Review: The Leftovers
How would our lives, our beliefs, change if the chosen are not who we expect?
The prologue of Tom Perrotta's new novel, The Leftovers, sets up his story: one day, in the middle of October, millions of people disappear without a trace. Millions. Vanish instantly: one moment you're watching television on the couch with your wife, then in a blink of the eye it's just you.
Your promiscuous sister, your cruel mother, the Hindu librarian — all gone. However, your minister is still here. Ditto the Pope (and many other religious leaders of note). In short, many people who "deserve" to be gone are wandering around asking the same question: What the...?
The Leftovers takes a secular look at the aftermath of this event from the perspective of residents of a small Midwestern town. The story takes place a couple of years after what people are calling the Sudden Departure, so the public has had time to re-start their lives, such as they are. However, Perrotta doesn't leave us in the dark: he fill in the details of the time between, catching us up just enough to where the present makes sense in context.

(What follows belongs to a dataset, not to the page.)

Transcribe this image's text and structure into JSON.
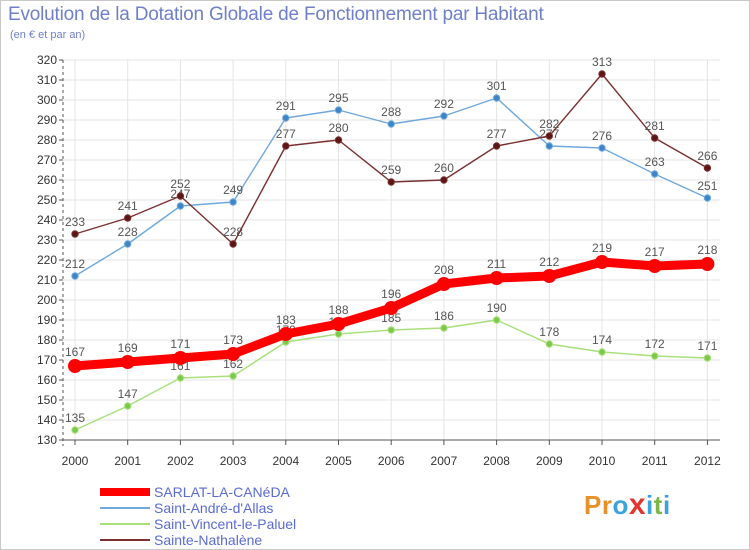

One of the elements I liked about the novel was the ambiguity. Unlike some novels with the Omnipotent Narrator who offers a deep understanding of the situation, we know only what the characters know. No one can speak with authority: was it the Christian Rapture? One book series answers that with great authority (and I stopped reading after one of the characters lamented that her women's health services office didn't have any abortions to perform). This one doesn't have answers, which empowers readers.
The story is only as strong as its weakest character, and readers find no weakness in those created from Perrotta's mind. There's the mayor, trying to keep the town together while his family slowly unravels. There's the woman renown for being the only "survivor." The local preacher isn't the man he used to be, and his newsletter proves it time and again. Crime touches this fragile town, but only the Guilty Remnants, a self-appointed group of silent smokers whose role is to remind. Then there's Holy Wayne, who simply seeks to heal — and, of course, things never remain simple.
Tom Perrotta's novels end, but the stories don't. I mean, there is resolution, but only just enough. I always get the feeling that Perrotta's characters are continuing the story even after I turn the last page, and I like that.
I recommend this book, and I hope it stimulates some interesting conversations.